We took the elevator to the fourteenth floor, found Fischer's apartment. There was a bell to ring and I rang it, and knocked on the door as well. No response. I tried the key in the lock, opened the door, and walked in, with T J right behind me. I called out, "Harold? Harold Fischer?" and walked through the large high-ceilinged room with its windows overlooking the park. There was a couch and a couple of chairs, and a desk with a computer on it. T J went straight to it, while I checked out the rest of the apartment. In the bedroom, the bed was made, the drapes drawn. In the bathroom, one towel was still damp.
T J called to me, and I went back to the living room and found him hunched over the computer, his eyes on the screen. "Something here you better look at," he said.
Ira Wentworth read the two-page printout a couple of times through, pausing now and then to shake his head. He looked up when he was done and said, "Tell me again where you got this."
"Off the Internet."
"You know what this is, don't you? This is a murder happened just hours ago. Did it even make the news yet?"
"First we heard of it," T J said, "was readin' this-here on the Web. Went to this site I been watchin', has a lot of shit about the Hollander murders. People speculatin', offerin' their own theories 'bout the case."
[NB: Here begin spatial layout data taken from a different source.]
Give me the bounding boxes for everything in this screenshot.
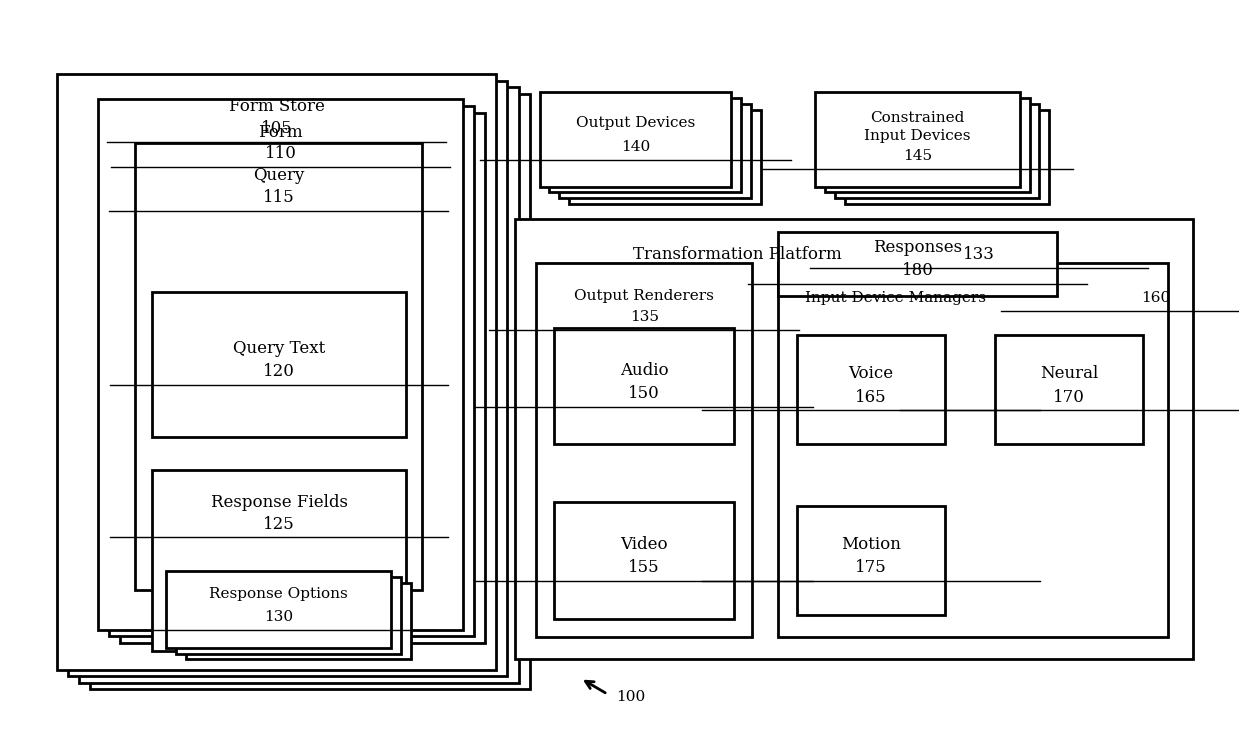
Text: 170: 170 <box>1053 389 1085 405</box>
Text: Query Text: Query Text <box>233 340 325 357</box>
Bar <box>836 104 1039 198</box>
Bar <box>826 98 1029 192</box>
Bar <box>57 74 496 669</box>
Text: 100: 100 <box>616 690 646 704</box>
Text: Motion: Motion <box>841 536 901 553</box>
Text: 145: 145 <box>903 149 932 163</box>
Bar <box>135 143 422 590</box>
Text: 125: 125 <box>263 516 295 533</box>
Text: Form Store: Form Store <box>228 98 325 115</box>
Bar <box>539 92 732 187</box>
Text: 150: 150 <box>629 385 660 402</box>
Text: 110: 110 <box>264 145 296 163</box>
Text: 130: 130 <box>264 610 293 624</box>
Text: Output Devices: Output Devices <box>575 117 696 130</box>
Text: Constrained: Constrained <box>870 111 965 125</box>
Bar <box>569 109 761 204</box>
Text: Input Device Managers: Input Device Managers <box>806 291 986 305</box>
Bar <box>549 98 742 192</box>
Bar <box>153 292 405 437</box>
Bar <box>536 263 753 637</box>
Bar <box>846 109 1049 204</box>
Bar <box>120 112 485 643</box>
Text: Transformation Platform: Transformation Platform <box>634 246 842 262</box>
Text: Responses: Responses <box>873 239 962 256</box>
Text: Input Devices: Input Devices <box>864 129 971 143</box>
Text: 160: 160 <box>1141 291 1171 305</box>
Bar <box>994 335 1143 445</box>
Bar <box>779 232 1056 295</box>
Text: 105: 105 <box>260 120 293 137</box>
Text: 140: 140 <box>621 140 650 154</box>
Bar <box>176 577 401 653</box>
Bar <box>559 104 751 198</box>
Bar <box>68 80 507 676</box>
Text: Query: Query <box>253 167 304 184</box>
Bar <box>554 328 734 445</box>
Text: Response Fields: Response Fields <box>211 494 347 511</box>
Bar <box>79 87 518 682</box>
Bar <box>816 92 1019 187</box>
Text: Form: Form <box>258 124 303 141</box>
Text: Response Options: Response Options <box>210 587 348 601</box>
Text: 180: 180 <box>901 262 934 279</box>
Bar <box>554 502 734 619</box>
Bar <box>98 99 463 630</box>
Text: 175: 175 <box>856 559 887 577</box>
Bar <box>779 263 1168 637</box>
Bar <box>153 469 405 651</box>
Bar <box>109 106 474 636</box>
Text: 133: 133 <box>962 246 994 262</box>
Bar <box>166 572 391 648</box>
Text: 135: 135 <box>630 311 658 324</box>
Text: 115: 115 <box>263 189 294 206</box>
Text: Video: Video <box>620 536 668 553</box>
Bar <box>797 335 945 445</box>
Text: Voice: Voice <box>848 365 894 383</box>
Text: 165: 165 <box>856 389 887 405</box>
Bar <box>515 219 1193 658</box>
Bar <box>186 583 410 659</box>
Text: Neural: Neural <box>1040 365 1099 383</box>
Bar <box>91 93 529 689</box>
Bar <box>797 506 945 615</box>
Text: Audio: Audio <box>620 362 668 379</box>
Text: 120: 120 <box>263 363 295 381</box>
Text: Output Renderers: Output Renderers <box>574 289 714 303</box>
Text: 155: 155 <box>629 559 660 577</box>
"Buffs," Wentworth said, the way a man might look around a kitchen and say cockroaches. He looked at the papers he was holding, shook his head again, and said, "This is the man who killed that girl. Amsterdam and Eighty-eighth, earlier today, did it just the way he says he did it. Different precinct, but everybody's talking about it, because you don't get just one of these. Maniac's out there, he's gonna do it again."
"This one's done it before."
"Yeah, that's clear, isn't it? But there's nothing here about the Hollanders, nothing about Parkman. Nothing saying who he is, either, far as that goes."
"He implies he's a mental-health professional."
"He's a mental-health case, is what he fucking is. You say his name's Breit?"